= Executive Order 13139 =

1999 United States executive order

Executive Order 13139— entitled Improving Health Protection of Military Personnel Participating in Particular Military Operations — as an executive order (EO) issued by U.S. President Bill Clinton on 30 September 1999. It outlines the conditions under which Investigational New Drug (IND) and off-label pharmaceuticals can be administered to U.S. service members. An “off-label" indication is a use of a drug in a manner (or for a condition) other than that for which they were originally licensed.

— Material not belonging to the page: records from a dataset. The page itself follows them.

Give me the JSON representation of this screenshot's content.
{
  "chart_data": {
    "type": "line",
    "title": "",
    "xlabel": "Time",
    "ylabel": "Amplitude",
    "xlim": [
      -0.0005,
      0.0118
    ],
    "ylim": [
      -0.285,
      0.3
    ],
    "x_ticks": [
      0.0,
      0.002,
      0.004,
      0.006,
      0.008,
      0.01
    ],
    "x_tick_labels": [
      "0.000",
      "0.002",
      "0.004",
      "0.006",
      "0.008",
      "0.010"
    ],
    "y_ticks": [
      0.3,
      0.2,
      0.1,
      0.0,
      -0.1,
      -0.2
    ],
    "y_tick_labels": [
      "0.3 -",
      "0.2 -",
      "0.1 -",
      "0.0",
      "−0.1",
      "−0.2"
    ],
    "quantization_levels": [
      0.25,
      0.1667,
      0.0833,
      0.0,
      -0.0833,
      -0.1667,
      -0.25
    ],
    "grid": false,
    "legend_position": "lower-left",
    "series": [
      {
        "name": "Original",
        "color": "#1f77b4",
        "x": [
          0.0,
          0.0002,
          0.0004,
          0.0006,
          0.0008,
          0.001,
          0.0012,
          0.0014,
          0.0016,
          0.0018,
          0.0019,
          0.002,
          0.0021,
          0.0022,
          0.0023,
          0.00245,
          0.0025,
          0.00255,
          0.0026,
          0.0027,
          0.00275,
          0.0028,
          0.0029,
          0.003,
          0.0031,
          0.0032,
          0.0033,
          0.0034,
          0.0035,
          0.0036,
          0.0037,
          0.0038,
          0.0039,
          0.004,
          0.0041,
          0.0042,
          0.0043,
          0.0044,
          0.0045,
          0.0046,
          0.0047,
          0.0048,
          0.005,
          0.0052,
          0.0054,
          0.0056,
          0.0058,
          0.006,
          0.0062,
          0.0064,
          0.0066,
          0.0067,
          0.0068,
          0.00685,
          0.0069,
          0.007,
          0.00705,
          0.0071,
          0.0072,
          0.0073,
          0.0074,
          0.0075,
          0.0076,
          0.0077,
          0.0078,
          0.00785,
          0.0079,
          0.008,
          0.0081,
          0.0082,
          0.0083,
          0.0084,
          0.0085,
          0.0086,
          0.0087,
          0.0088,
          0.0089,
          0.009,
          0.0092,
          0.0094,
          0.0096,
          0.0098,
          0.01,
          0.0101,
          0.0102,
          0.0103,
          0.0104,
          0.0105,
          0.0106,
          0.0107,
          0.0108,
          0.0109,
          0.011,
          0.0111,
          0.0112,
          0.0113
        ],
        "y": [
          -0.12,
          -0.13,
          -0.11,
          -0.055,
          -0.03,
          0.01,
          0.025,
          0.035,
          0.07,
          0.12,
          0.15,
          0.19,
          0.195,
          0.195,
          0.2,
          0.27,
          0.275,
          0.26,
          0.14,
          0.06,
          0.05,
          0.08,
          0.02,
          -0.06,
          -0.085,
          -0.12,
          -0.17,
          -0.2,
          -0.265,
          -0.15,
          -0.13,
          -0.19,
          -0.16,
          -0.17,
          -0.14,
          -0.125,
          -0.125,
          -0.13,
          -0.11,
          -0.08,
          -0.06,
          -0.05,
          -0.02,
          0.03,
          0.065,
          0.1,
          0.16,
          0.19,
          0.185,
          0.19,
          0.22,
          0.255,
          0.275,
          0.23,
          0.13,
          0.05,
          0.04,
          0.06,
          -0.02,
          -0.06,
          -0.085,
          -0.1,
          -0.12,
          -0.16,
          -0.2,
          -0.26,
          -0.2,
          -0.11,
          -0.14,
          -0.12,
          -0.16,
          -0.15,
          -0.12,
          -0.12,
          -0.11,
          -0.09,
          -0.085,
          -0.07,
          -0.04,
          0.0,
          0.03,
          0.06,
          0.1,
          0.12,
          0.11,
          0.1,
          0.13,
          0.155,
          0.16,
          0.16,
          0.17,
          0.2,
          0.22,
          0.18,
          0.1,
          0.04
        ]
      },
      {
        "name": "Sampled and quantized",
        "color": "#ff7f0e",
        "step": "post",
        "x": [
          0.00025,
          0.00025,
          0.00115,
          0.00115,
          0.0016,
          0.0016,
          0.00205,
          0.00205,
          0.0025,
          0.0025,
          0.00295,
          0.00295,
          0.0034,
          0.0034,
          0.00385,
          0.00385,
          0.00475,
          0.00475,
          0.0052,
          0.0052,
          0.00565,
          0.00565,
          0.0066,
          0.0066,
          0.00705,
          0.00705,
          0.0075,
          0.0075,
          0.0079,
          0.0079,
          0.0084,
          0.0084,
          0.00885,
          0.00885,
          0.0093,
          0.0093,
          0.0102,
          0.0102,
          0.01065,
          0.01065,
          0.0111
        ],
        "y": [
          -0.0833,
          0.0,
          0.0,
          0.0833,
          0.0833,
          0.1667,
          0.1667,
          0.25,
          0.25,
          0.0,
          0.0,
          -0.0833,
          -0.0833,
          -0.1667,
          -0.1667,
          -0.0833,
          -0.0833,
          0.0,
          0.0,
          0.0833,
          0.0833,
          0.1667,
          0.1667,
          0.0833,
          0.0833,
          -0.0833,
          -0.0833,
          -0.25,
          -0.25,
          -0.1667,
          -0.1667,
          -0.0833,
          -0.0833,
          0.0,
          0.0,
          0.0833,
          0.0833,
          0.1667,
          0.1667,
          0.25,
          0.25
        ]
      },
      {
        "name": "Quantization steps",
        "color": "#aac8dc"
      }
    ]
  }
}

EO13139 provides the US Secretary of Defense guidance regarding the provision of IND products or products unapproved for their intended use as antidotes to chemical, biological, or radiological weapons; stipulates that the U.S. government will administer products approved by the U.S. Food and Drug Administration only for their intended use; provides the circumstances and controls under which IND products may be used.

It also stipulates that to administer an IND product, informed consent must be obtained from individual service members. However, the President of the United States may waive informed consent (at the request of the Secretary of Defense and only the Secretary of Defense) if:

- Informed consent is not feasible
- Informed consent is contrary to the best interests of the service member
- Obtaining informed consent is not in the best interests of national security.

In the 2003 case of Doe v. Rumsfeld, the United States District Court for the District of Columbia enjoined the United States Air Force from requiring administration of an unlicensed anthrax vaccine to personnel pursuant to EO13139, noting that a waiver from the President had not been requested. This injunction dissolved in 2005, when the vaccine was licensed, and no longer considered experimental.